SAM - Sequence Analysis Methods for automatic annotation of unreviewed entries

Last modified November 11, 2016

UniProt’s Automatic Annotation pipeline enhances the unreviewed records in UniProtKB by enriching them with automatic classification and annotation. In this context, we use a suite of Sequence Analysis Methods (SAM) to enrich the unreviewed TrEMBL records in the UniProt Knowledgebase with extra sequence-specific information.


Predictions of sequence features such as Signal, Transmembrane and Coil regions are generated using the following software from external providers:

These methods are applied to UniProtKB sequences by InterPro to predict sequence features. More annotations (mainly keywords) are then added automatically to enrich the generated predictions. The new predictions are propagated to all the UniProtKB/TrEMBL records that do not already contain such feature predictions from the UniRule automatic annotation system.

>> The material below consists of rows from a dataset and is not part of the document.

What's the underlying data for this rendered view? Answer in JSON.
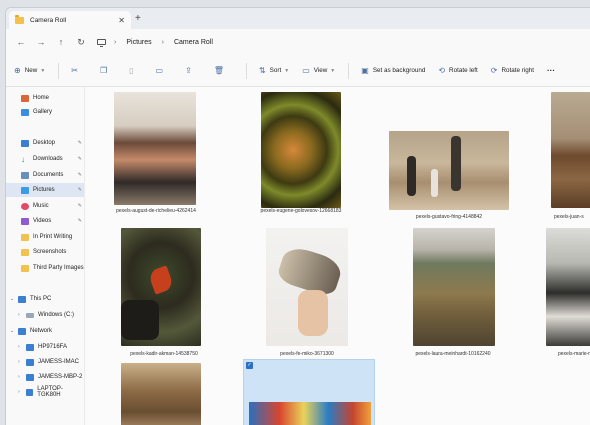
{
  "tab": {
    "title": "Camera Roll",
    "close": "✕",
    "new": "+"
  },
  "nav": {
    "back": "←",
    "forward": "→",
    "up": "↑",
    "refresh": "↻"
  },
  "address": {
    "sep1": "›",
    "crumb1": "Pictures",
    "sep2": "›",
    "crumb2": "Camera Roll"
  },
  "toolbar": {
    "new_label": "New",
    "cut_icon": "scissors-icon",
    "sort_label": "Sort",
    "view_label": "View",
    "set_bg_label": "Set as background",
    "rotate_left_label": "Rotate left",
    "rotate_right_label": "Rotate right",
    "more_label": "···"
  },
  "sidebar": {
    "home": "Home",
    "gallery": "Gallery",
    "desktop": "Desktop",
    "downloads": "Downloads",
    "documents": "Documents",
    "pictures": "Pictures",
    "music": "Music",
    "videos": "Videos",
    "folder1": "In Print Writing",
    "folder2": "Screenshots",
    "folder3": "Third Party Images",
    "this_pc": "This PC",
    "windows_c": "Windows (C:)",
    "network": "Network",
    "net1": "HP9716FA",
    "net2": "JAMESS-IMAC",
    "net3": "JAMESS-MBP-2",
    "net4": "LAPTOP-TGK80H"
  },
  "files": {
    "f1": "pexels-august-de-richelieu-4262414",
    "f2": "pexels-eugene-golovesov-12668183",
    "f3": "pexels-gustavo-fring-4148842",
    "f4": "pexels-juan-s",
    "f5": "pexels-kadir-akman-14538750",
    "f6": "pexels-fe-miko-3671300",
    "f7": "pexels-laura-meinhardt-10162240",
    "f8": "pexels-marie-m",
    "check": "✓"
  },
  "colors": {
    "accent": "#2c6fc8",
    "selection": "#cfe3f6",
    "folder": "#f2c14e"
  }
}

Overlaps and sanity checks

We use the overlap of different methods to confirm the presence of a predicted sequence feature:

  • Transmembrane region
    TMHMM and Phobius predictors are used to infer transmembrane regions. If there is an overlap of at least 10 amino acids between TMHMM and Phobius results, the transmembrane region is annotated using the sequence ranges predicted by Phobius. Otherwise, if there is no such overlap, no predictions are generated.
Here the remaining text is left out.